Allahu Teâla’nın yaratıcı olduğu ortaya çıkacaktır.
Maddenin yaratıcı olması yukarıda sunduğumuz sebeplerden
dolayı batıldır, mümkün değildir. Maddenin, bir halden
bir başka hale dönüşebilmesi için, maddeye belirli bir
oranı tayin edene ihtiyacı vardır ve dolayısıyla madde
ezeli değildir. Ezeli olmayan ise yaratıcı olamaz.
Tabiatın yaratıcı olması da batıldır. Çünkü tabiat
(doğa), şeyler ile bunları düzenleyen nizamın
toplamıdır ve kâinatta bulunan herşey de bu nizama uygun
olarak yürür.
Bu düzenleme ise otomatik olarak yalnızca
düzenin kendisinden gelmez. Çünkü düzenleyici olmadan
düzen de olmaz. Düzen, şeylerden de gelmemiştir. Çünkü
şeylerin varlığı, otomatik veya zorunlu olarak nizamı
oluşturmaz. Şeyleri düzenleyecek bir düzenleyici bulunmaksızın
kendi kendilerine de düzen kuramazlar. Düzen, şeylerle
nizamların toplamından da meydana gelmez. Çünkü
düzenleme, nizam ve şeylerin kendisine boyun eğeceği özel
bir durum bulunduğunda ortaya çıkar. Şeylerle beraber
nizama ait bu özel durum düzenlemeyi meydana getirir. Özel
durum, şeyler ve nizam üzerinde egemen bir durumdur.
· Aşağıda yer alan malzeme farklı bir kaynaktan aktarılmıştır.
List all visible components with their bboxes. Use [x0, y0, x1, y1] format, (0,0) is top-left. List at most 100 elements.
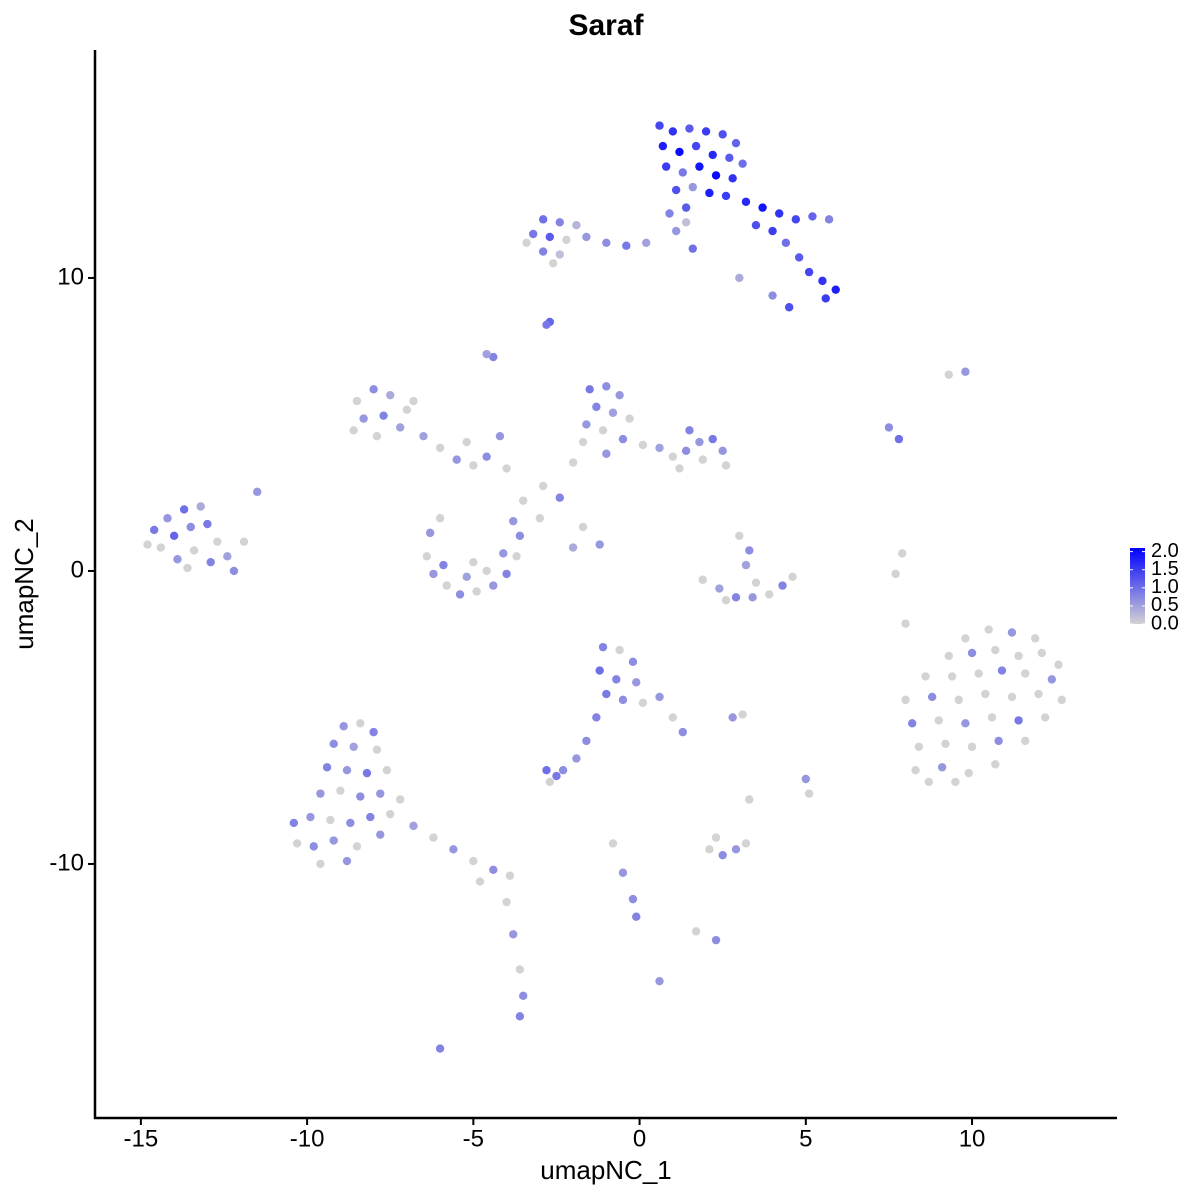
- point: [502, 897, 511, 907]
- point: [921, 672, 930, 681]
- point: [372, 745, 382, 754]
- point: [751, 578, 761, 587]
- point: [535, 514, 545, 523]
- point: [1021, 736, 1030, 746]
- point: [515, 531, 525, 541]
- point: [356, 719, 365, 728]
- point: [788, 572, 797, 582]
- point: [386, 809, 395, 819]
- point: [592, 402, 601, 412]
- point: [725, 153, 734, 163]
- point: [545, 232, 555, 242]
- point: [1037, 648, 1047, 658]
- point: [911, 766, 920, 775]
- point: [1054, 660, 1063, 669]
- point: [1021, 669, 1030, 678]
- colorbar-tick-label: 1.0: [1151, 576, 1179, 598]
- chart-title: Saraf: [568, 9, 644, 42]
- point: [735, 531, 744, 541]
- point: [455, 590, 465, 599]
- point: [186, 522, 195, 532]
- point: [562, 235, 571, 245]
- point: [784, 303, 794, 312]
- point: [944, 370, 953, 379]
- point: [183, 563, 192, 573]
- point: [555, 250, 564, 259]
- point: [402, 405, 412, 415]
- point: [967, 742, 977, 751]
- point: [678, 168, 687, 177]
- point: [578, 522, 588, 532]
- point: [336, 786, 345, 795]
- point: [435, 1044, 445, 1053]
- x-tick-label: 10: [959, 1125, 986, 1152]
- point: [342, 856, 352, 866]
- point: [346, 818, 355, 828]
- point: [515, 1012, 525, 1021]
- point: [675, 464, 684, 473]
- point: [625, 414, 634, 423]
- point: [538, 247, 548, 256]
- point: [156, 543, 166, 552]
- point: [794, 253, 804, 262]
- point: [369, 385, 378, 394]
- point: [947, 672, 957, 681]
- point: [538, 215, 548, 224]
- y-axis-label: umapNC_2: [9, 518, 39, 650]
- point: [681, 218, 691, 227]
- point: [489, 865, 498, 875]
- point: [901, 619, 910, 628]
- point: [582, 736, 591, 746]
- point: [379, 411, 388, 420]
- point: [452, 455, 461, 464]
- point: [775, 209, 784, 218]
- point: [612, 675, 621, 684]
- point: [698, 575, 707, 584]
- point: [449, 845, 458, 854]
- point: [608, 839, 618, 848]
- point: [698, 455, 707, 464]
- point: [967, 648, 977, 658]
- point: [671, 226, 681, 236]
- point: [376, 789, 385, 798]
- point: [1040, 713, 1050, 722]
- point: [974, 669, 983, 678]
- point: [824, 215, 834, 224]
- point: [891, 569, 900, 579]
- point: [768, 291, 777, 300]
- point: [1014, 651, 1023, 661]
- point: [528, 229, 538, 239]
- point: [675, 147, 684, 157]
- point: [665, 209, 674, 218]
- point: [751, 221, 761, 230]
- point: [515, 965, 525, 974]
- point: [1057, 695, 1067, 705]
- point: [894, 434, 904, 444]
- point: [435, 514, 445, 523]
- point: [711, 171, 721, 180]
- point: [914, 742, 924, 751]
- point: [927, 692, 937, 702]
- point: [748, 593, 757, 602]
- point: [695, 437, 704, 447]
- point: [292, 839, 302, 848]
- point: [173, 555, 182, 564]
- point: [961, 719, 970, 728]
- point: [429, 569, 438, 579]
- point: [721, 596, 731, 605]
- point: [708, 150, 717, 160]
- point: [482, 349, 491, 359]
- point: [981, 689, 990, 699]
- point: [615, 645, 624, 655]
- point: [548, 259, 558, 268]
- point: [951, 777, 960, 787]
- point: [804, 267, 814, 277]
- point: [661, 162, 671, 171]
- x-tick-label: 5: [799, 1125, 812, 1152]
- y-tick-label: 0: [71, 556, 84, 583]
- point: [352, 842, 362, 851]
- point: [632, 678, 641, 687]
- point: [745, 546, 754, 555]
- point: [499, 549, 508, 558]
- point: [658, 141, 668, 151]
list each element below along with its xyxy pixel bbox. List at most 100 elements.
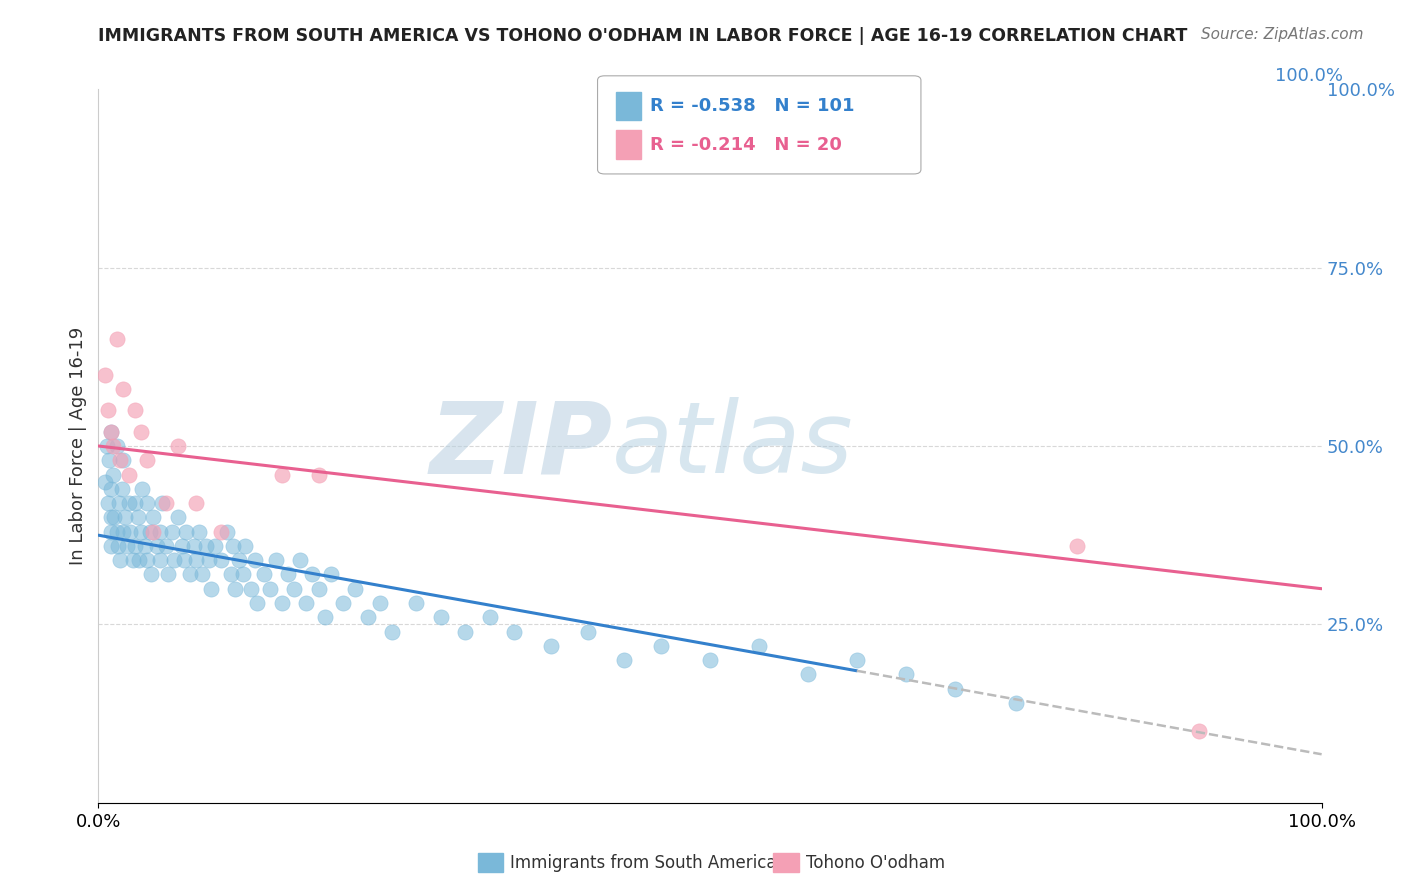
Point	[110, 453, 132, 467]
Y-axis label: In Labor Force | Age 16-19: In Labor Force | Age 16-19	[69, 326, 87, 566]
Point	[308, 582, 330, 596]
Point	[101, 439, 124, 453]
Point	[748, 639, 770, 653]
Point	[405, 596, 427, 610]
Point	[219, 567, 242, 582]
Point	[160, 524, 183, 539]
Point	[246, 596, 269, 610]
Point	[124, 539, 146, 553]
Point	[100, 425, 122, 439]
Point	[613, 653, 636, 667]
Point	[314, 610, 336, 624]
Point	[209, 553, 232, 567]
Point	[167, 439, 190, 453]
Point	[100, 524, 122, 539]
Point	[186, 553, 208, 567]
Point	[93, 368, 115, 382]
Point	[100, 539, 122, 553]
Point	[128, 553, 150, 567]
Point	[105, 524, 128, 539]
Point	[150, 496, 173, 510]
Point	[1188, 724, 1211, 739]
Point	[228, 553, 250, 567]
Point	[1066, 539, 1088, 553]
Point	[503, 624, 526, 639]
Point	[170, 539, 193, 553]
Point	[118, 467, 141, 482]
Point	[252, 567, 274, 582]
Point	[943, 681, 966, 696]
Point	[894, 667, 917, 681]
Point	[270, 467, 294, 482]
Text: Source: ZipAtlas.com: Source: ZipAtlas.com	[1201, 27, 1364, 42]
Point	[197, 553, 219, 567]
Point	[173, 553, 195, 567]
Point	[179, 567, 201, 582]
Text: R = -0.538   N = 101: R = -0.538 N = 101	[650, 97, 853, 115]
Point	[155, 539, 177, 553]
Point	[108, 496, 131, 510]
Point	[136, 496, 159, 510]
Point	[356, 610, 378, 624]
Point	[96, 439, 118, 453]
Point	[111, 482, 134, 496]
Point	[146, 539, 169, 553]
Point	[97, 403, 120, 417]
Point	[100, 425, 122, 439]
Point	[149, 524, 172, 539]
Point	[224, 582, 246, 596]
Text: ZIP: ZIP	[429, 398, 612, 494]
Point	[157, 567, 180, 582]
Point	[454, 624, 477, 639]
Point	[129, 524, 152, 539]
Point	[277, 567, 299, 582]
Point	[381, 624, 404, 639]
Point	[270, 596, 294, 610]
Point	[290, 553, 312, 567]
Point	[195, 539, 218, 553]
Text: Tohono O'odham: Tohono O'odham	[806, 854, 945, 871]
Point	[308, 467, 330, 482]
Text: atlas: atlas	[612, 398, 853, 494]
Point	[105, 332, 128, 346]
Point	[200, 582, 222, 596]
Point	[115, 539, 138, 553]
Point	[240, 582, 263, 596]
Point	[167, 510, 190, 524]
Point	[127, 510, 149, 524]
Point	[124, 403, 146, 417]
Point	[368, 596, 391, 610]
Point	[430, 610, 453, 624]
Point	[699, 653, 721, 667]
Point	[114, 510, 136, 524]
Point	[103, 510, 125, 524]
Point	[100, 510, 122, 524]
Point	[187, 524, 209, 539]
Point	[243, 553, 266, 567]
Point	[120, 524, 142, 539]
Point	[183, 539, 205, 553]
Point	[149, 553, 172, 567]
Point	[101, 467, 124, 482]
Text: 100.0%: 100.0%	[1275, 67, 1343, 85]
Point	[155, 496, 177, 510]
Point	[97, 496, 120, 510]
Point	[1004, 696, 1026, 710]
Point	[319, 567, 342, 582]
Point	[233, 539, 256, 553]
Point	[478, 610, 501, 624]
Point	[111, 382, 134, 396]
Point	[118, 496, 141, 510]
Point	[121, 553, 143, 567]
Point	[576, 624, 599, 639]
Point	[136, 553, 159, 567]
Point	[163, 553, 186, 567]
Point	[98, 453, 121, 467]
Point	[301, 567, 323, 582]
Point	[283, 582, 305, 596]
Text: Immigrants from South America: Immigrants from South America	[510, 854, 778, 871]
Point	[540, 639, 562, 653]
Point	[105, 439, 128, 453]
Point	[209, 524, 232, 539]
Point	[134, 539, 156, 553]
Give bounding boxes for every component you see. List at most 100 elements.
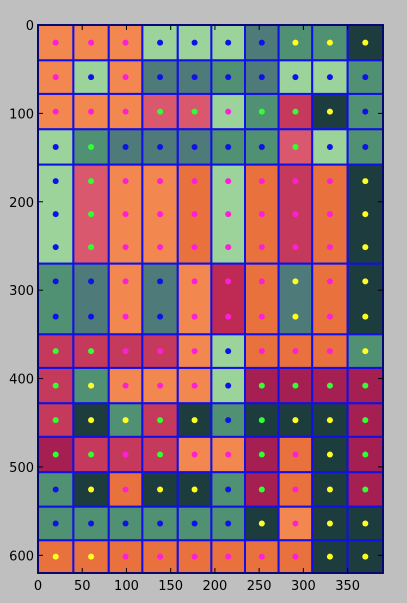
marker-dot <box>52 211 59 218</box>
y-tick-label: 500 <box>9 461 34 476</box>
marker-dot <box>122 39 129 46</box>
marker-dot <box>88 486 95 493</box>
marker-dot <box>326 211 333 218</box>
marker-dot <box>52 451 59 458</box>
y-tick-label: 0 <box>26 19 34 34</box>
marker-dot <box>258 486 265 493</box>
marker-dot <box>122 486 129 493</box>
marker-dot <box>122 178 129 185</box>
marker-dot <box>88 39 95 46</box>
marker-dot <box>326 278 333 285</box>
marker-dot <box>122 143 129 150</box>
y-tick-label: 600 <box>9 549 34 564</box>
heatmap-cell <box>210 471 246 508</box>
marker-dot <box>88 348 95 355</box>
marker-dot <box>191 382 198 389</box>
marker-dot <box>157 108 164 115</box>
marker-dot <box>191 143 198 150</box>
marker-dot <box>292 451 299 458</box>
marker-dot <box>258 553 265 560</box>
axes-border <box>37 24 384 574</box>
marker-dot <box>191 39 198 46</box>
marker-dot <box>122 348 129 355</box>
marker-dot <box>362 417 369 424</box>
marker-dot <box>88 278 95 285</box>
marker-dot <box>191 451 198 458</box>
marker-dot <box>258 143 265 150</box>
y-tick-label: 300 <box>9 284 34 299</box>
marker-dot <box>225 244 232 251</box>
heatmap-cell <box>107 262 144 336</box>
marker-dot <box>258 108 265 115</box>
marker-dot <box>292 313 299 320</box>
marker-dot <box>258 348 265 355</box>
marker-dot <box>191 520 198 527</box>
marker-dot <box>52 108 59 115</box>
marker-dot <box>292 74 299 81</box>
marker-dot <box>326 348 333 355</box>
marker-dot <box>225 417 232 424</box>
x-tick-label: 0 <box>34 579 42 594</box>
marker-dot <box>362 211 369 218</box>
marker-dot <box>258 211 265 218</box>
marker-dot <box>191 244 198 251</box>
marker-dot <box>225 313 232 320</box>
marker-dot <box>326 451 333 458</box>
marker-dot <box>157 178 164 185</box>
marker-dot <box>258 382 265 389</box>
marker-dot <box>88 108 95 115</box>
marker-dot <box>326 417 333 424</box>
marker-dot <box>258 178 265 185</box>
axes-frame <box>37 24 384 574</box>
marker-dot <box>362 520 369 527</box>
marker-dot <box>122 451 129 458</box>
marker-dot <box>258 278 265 285</box>
marker-dot <box>122 278 129 285</box>
marker-dot <box>258 520 265 527</box>
marker-dot <box>326 553 333 560</box>
marker-dot <box>225 278 232 285</box>
marker-dot <box>225 553 232 560</box>
marker-dot <box>88 143 95 150</box>
marker-dot <box>292 417 299 424</box>
plot-area <box>37 24 385 574</box>
x-tick-label: 150 <box>158 579 183 594</box>
marker-dot <box>225 108 232 115</box>
marker-dot <box>88 417 95 424</box>
marker-dot <box>52 178 59 185</box>
marker-dot <box>225 178 232 185</box>
heatmap-cell <box>346 262 385 336</box>
marker-dot <box>362 143 369 150</box>
heatmap-cell <box>210 262 246 336</box>
marker-dot <box>292 178 299 185</box>
marker-dot <box>157 451 164 458</box>
marker-dot <box>326 143 333 150</box>
marker-dot <box>362 278 369 285</box>
marker-dot <box>157 553 164 560</box>
marker-dot <box>157 486 164 493</box>
marker-dot <box>157 382 164 389</box>
marker-dot <box>191 74 198 81</box>
marker-dot <box>52 313 59 320</box>
marker-dot <box>292 348 299 355</box>
heatmap-cell <box>72 262 110 336</box>
marker-dot <box>52 244 59 251</box>
marker-dot <box>292 382 299 389</box>
marker-dot <box>292 143 299 150</box>
marker-dot <box>52 74 59 81</box>
marker-dot <box>88 520 95 527</box>
heatmap-cell <box>244 262 280 336</box>
marker-dot <box>52 382 59 389</box>
marker-dot <box>157 244 164 251</box>
marker-dot <box>225 520 232 527</box>
marker-dot <box>52 520 59 527</box>
marker-dot <box>362 244 369 251</box>
marker-dot <box>326 486 333 493</box>
marker-dot <box>52 348 59 355</box>
marker-dot <box>122 313 129 320</box>
heatmap-cell <box>277 333 314 369</box>
marker-dot <box>225 74 232 81</box>
marker-dot <box>326 520 333 527</box>
marker-dot <box>88 74 95 81</box>
marker-dot <box>157 520 164 527</box>
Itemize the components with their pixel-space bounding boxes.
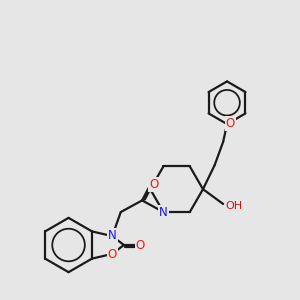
Text: O: O <box>226 117 235 130</box>
Text: O: O <box>149 178 158 190</box>
Text: O: O <box>136 238 145 251</box>
Text: OH: OH <box>225 201 243 211</box>
Text: O: O <box>108 248 117 261</box>
Text: N: N <box>108 229 117 242</box>
Text: N: N <box>159 206 168 218</box>
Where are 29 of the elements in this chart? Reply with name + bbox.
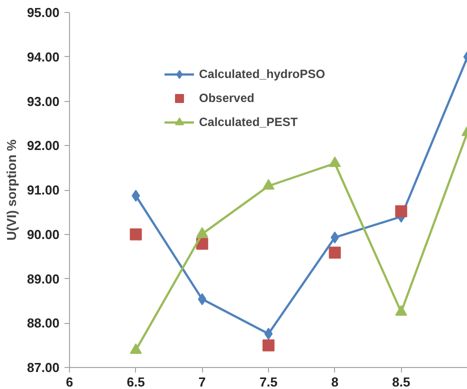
point: [262, 179, 274, 190]
y-tick-label: 89.00: [26, 271, 60, 286]
x-tick-label: 8.5: [392, 374, 410, 389]
y-tick-label: 90.00: [26, 226, 60, 242]
point: [130, 228, 142, 240]
y-axis-title: U(VI) sorption %: [4, 139, 19, 241]
y-tick-label: 91.00: [26, 182, 60, 198]
point: [328, 246, 341, 259]
x-tick-label: 8: [331, 374, 338, 389]
point: [196, 227, 208, 238]
y-tick-label: 93.00: [26, 94, 60, 109]
legend-label: Calculated_PEST: [199, 115, 298, 129]
point: [395, 305, 408, 316]
point: [395, 205, 408, 218]
y-tick-label: 92.00: [26, 138, 60, 154]
x-tick-label: 6.5: [126, 374, 145, 389]
y-tick-label: 88.00: [26, 316, 60, 331]
point: [264, 328, 273, 340]
point: [328, 156, 341, 168]
point: [130, 343, 142, 354]
x-tick-label: 7.5: [259, 374, 278, 389]
y-tick-label: 87.00: [26, 360, 60, 375]
y-tick-label: 95.00: [26, 5, 60, 20]
x-tick-label: 7: [198, 374, 206, 389]
y-tick-label: 94.00: [26, 49, 60, 64]
legend-label: Calculated_hydroPSO: [199, 67, 326, 81]
point: [262, 339, 274, 352]
x-tick-label: 6: [66, 374, 74, 389]
legend-label: Observed: [199, 91, 254, 105]
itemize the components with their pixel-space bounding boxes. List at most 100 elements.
Düzenleme ancak bu özel duruma göre gerçekleşir.
Şeylerin ve nizamın dışında zorla uygulanan bu özel
durum ise, ne nizamdan, ne şeylerden ne de bunların
toplamından meydana gelmez. Öyleyse düzenleme bunların
dışındadır. Tabiatın kendiliğinden hareket edemeyip
kendisi dışından zorla konulan özel durumlara göre
hareket edebilmesi, tabiatın başkasına muhtaç olduğunu ve
başlangıcının bulunduğunu ifade eder. Ezeli olmaması
yani başlangıcının bulunması ise tabiatın yaratıcı
olmadığını gösterir. Öyleyse yaratıcı kesinlikle ezeli
olmalı "başlangıcı olmama" sıfatıyla
nitelenmelidir ki bu da Allah Sübhanehu ve Teâla’dır.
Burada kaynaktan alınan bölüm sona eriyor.